Definitely one to bookmark!

john-hunt.com back online

After quite some time I’ve managed to get my server back online. The issue was that running it on a raspberry pi 3 alongside other things pretty much ensured the OOM killer would kick in and start killing things off.

I got one of those HP elitedesk PCs for only £40 off eBay to host this and it’s superb! This is now running in a docker container on a low powered 8gb system. You get far more bang for buck compared to a raspberry pi this way.

In terms of comments, it turns out I have about 3500 unmoderated comments, so it’s likely I’ll have to just bin them all due to time constraints. Apologies if you’ve written something useful.

I’ve got some interesting posts coming soon, including how this is all hosted now (major upgrades all around in that sense, but for no (big) extra cost. Some cool things I’ve been playing with and much more.

Docker OS X / Homebrew quick start

This post is mostly for my own reference. I’m still in the very early stages of understanding and using docker.

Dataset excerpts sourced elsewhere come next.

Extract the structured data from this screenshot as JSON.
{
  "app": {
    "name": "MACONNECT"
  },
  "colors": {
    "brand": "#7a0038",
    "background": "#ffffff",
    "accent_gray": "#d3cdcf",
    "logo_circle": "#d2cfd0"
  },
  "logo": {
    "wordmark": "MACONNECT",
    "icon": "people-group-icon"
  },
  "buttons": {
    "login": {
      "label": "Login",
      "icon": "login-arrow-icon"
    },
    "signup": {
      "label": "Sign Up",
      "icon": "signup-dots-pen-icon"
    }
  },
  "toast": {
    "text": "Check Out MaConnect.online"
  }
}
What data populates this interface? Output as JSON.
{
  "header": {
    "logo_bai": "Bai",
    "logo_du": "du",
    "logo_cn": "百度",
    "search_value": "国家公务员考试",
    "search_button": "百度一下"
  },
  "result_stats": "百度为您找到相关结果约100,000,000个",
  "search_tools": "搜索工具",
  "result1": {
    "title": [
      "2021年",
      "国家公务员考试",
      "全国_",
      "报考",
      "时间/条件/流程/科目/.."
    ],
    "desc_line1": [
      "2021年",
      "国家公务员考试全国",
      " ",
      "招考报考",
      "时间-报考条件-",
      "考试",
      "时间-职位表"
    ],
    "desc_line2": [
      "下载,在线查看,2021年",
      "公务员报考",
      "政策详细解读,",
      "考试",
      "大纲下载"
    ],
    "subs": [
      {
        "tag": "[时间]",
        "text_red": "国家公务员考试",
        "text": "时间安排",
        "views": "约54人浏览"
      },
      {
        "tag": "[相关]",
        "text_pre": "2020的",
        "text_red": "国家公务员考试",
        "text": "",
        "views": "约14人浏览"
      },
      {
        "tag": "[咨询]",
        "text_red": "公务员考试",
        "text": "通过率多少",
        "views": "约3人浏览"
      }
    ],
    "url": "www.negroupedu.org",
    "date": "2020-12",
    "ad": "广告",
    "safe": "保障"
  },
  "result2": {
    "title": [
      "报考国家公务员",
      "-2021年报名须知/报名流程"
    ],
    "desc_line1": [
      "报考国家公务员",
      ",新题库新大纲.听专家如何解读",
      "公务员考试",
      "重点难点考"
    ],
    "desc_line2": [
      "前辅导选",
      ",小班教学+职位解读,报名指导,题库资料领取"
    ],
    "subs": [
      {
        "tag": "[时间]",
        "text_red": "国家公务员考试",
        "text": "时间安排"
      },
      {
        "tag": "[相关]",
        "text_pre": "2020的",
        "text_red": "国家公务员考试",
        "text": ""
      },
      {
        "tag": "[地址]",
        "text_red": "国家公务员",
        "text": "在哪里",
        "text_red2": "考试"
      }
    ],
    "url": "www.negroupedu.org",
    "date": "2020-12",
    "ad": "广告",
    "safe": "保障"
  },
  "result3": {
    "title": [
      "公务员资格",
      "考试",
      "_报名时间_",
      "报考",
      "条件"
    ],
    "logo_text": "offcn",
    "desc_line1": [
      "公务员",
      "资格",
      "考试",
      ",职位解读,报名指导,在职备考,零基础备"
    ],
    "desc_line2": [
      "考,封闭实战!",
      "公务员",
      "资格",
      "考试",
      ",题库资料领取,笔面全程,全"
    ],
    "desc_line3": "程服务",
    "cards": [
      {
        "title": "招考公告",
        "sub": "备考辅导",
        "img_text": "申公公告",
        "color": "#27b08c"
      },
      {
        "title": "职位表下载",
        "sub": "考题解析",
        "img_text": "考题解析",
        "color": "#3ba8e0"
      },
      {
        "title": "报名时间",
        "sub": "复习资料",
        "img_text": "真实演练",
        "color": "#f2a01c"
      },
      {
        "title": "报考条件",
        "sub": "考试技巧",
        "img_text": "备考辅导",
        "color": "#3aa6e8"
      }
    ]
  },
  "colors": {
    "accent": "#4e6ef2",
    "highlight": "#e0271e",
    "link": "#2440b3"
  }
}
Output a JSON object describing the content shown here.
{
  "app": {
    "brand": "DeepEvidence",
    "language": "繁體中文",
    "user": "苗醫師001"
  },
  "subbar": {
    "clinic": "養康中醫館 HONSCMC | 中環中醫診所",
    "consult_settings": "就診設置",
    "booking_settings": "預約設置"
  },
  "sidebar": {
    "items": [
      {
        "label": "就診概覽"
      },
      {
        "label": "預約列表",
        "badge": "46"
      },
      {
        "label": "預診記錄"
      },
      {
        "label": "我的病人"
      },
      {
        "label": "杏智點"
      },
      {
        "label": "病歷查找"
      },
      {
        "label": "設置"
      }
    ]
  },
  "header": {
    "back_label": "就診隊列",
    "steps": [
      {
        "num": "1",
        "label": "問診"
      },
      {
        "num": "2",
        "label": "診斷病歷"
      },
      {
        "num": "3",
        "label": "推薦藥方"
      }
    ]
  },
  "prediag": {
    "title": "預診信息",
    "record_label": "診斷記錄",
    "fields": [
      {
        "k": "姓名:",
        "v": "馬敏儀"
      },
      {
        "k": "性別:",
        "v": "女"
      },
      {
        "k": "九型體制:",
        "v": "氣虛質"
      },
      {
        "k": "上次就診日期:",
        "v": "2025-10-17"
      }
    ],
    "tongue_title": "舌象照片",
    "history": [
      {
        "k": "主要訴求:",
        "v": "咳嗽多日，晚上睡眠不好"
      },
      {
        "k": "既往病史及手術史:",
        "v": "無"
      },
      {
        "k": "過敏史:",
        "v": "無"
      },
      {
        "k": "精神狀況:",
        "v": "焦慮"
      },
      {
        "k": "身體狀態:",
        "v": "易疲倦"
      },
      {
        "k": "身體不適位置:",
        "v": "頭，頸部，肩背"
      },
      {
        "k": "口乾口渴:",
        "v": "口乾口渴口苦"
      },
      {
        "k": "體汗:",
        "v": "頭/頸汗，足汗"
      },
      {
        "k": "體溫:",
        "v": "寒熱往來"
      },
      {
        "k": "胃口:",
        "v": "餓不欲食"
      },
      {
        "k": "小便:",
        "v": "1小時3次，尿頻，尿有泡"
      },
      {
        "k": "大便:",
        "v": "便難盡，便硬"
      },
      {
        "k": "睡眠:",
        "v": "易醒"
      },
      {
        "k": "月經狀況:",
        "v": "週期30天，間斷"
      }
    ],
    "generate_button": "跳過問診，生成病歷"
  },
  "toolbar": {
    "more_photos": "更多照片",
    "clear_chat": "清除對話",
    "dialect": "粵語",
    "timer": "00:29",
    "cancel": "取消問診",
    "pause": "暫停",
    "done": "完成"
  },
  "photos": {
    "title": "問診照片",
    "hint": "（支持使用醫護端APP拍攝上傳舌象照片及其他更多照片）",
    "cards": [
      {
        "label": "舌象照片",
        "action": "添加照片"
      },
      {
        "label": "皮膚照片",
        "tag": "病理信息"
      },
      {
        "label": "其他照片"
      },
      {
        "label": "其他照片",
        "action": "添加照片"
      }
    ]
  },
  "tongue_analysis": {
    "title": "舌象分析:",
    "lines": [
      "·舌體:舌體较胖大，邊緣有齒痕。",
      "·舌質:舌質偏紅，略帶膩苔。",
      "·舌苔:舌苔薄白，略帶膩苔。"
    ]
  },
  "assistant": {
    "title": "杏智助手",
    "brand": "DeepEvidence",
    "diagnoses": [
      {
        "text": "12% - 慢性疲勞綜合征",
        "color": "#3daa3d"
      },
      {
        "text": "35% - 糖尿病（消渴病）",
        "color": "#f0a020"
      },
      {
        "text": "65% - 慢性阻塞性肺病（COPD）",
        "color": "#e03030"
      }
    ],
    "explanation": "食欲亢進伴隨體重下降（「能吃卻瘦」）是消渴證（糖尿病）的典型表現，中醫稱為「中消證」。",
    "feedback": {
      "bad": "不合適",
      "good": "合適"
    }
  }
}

# The docker cli client app
brew install docker

# Tool for installing a docker machine (VM and or docker layer for holding containers (the whale))
brew install docker-machine

# Create a local docker machine using virtualbox as the VM, call it 'dev'
# Assuming this is where it gets clever as we can create docker machines for reference locally way off in the cloud
docker-machine create --driver virtualbox dev

# Nothing worked properly until I did this, not sure what it actually does, probably sets the active docker environment
eval "$(docker-machine env dev)"

# Pull down and register the whalesay container
docker pull docker/whalesay

# Run the cowsay command on the whalesay container with the argument 'boo'
docker run docker/whalesay cowsay boo

Of course, this gets more interesting when you’re running redis, nginx etc.. Not sure about dockerfiles yet, probably fairly simple. Really not sure about deployment.

Hashcat quick start!

I recently had to use hashcat to verify some user credentials. Here are the commands I used:

# Salted md5 passwords (all the same salt in salt+password format):
hashcat -o found-passwords.pot -e salt.txt -m 20 -a 0 input-passwords.txt hashkiller.dic

Input file is just hashes from the database, one hash per line. I think you can put a :salt after each hash and omit the -e salt.txt from the command to use unique salts.

Why you shouldn’t trust WhatsApp’s end to end encryption

Recently, the instant messaging app “WhatsApp” announced that it is using end to end encryption. While this is generally seen as a good thing, what most people seem to have forgotten is that we have absolutely no reason to trust WhatsApp.

Just because you’re told WhatsApp is using end to end encryption doesn’t really mean anything.. what algorithms are they using, how can we verify this. Most importantly, if the NSA (or someone else, perhaps with lots of money) asks WhatsApp to disable end to end encryption for a specific user – what’s to stop them? How would you know your instant messages are no longer encrypted?

What this means (at least to me) is that your supposed end to end ‘bullet proof’ encryption is probably worse than nothing – it’s lulling you into a false sense of security.

You can’t trust closed source encryption. Ever. Don’t start now.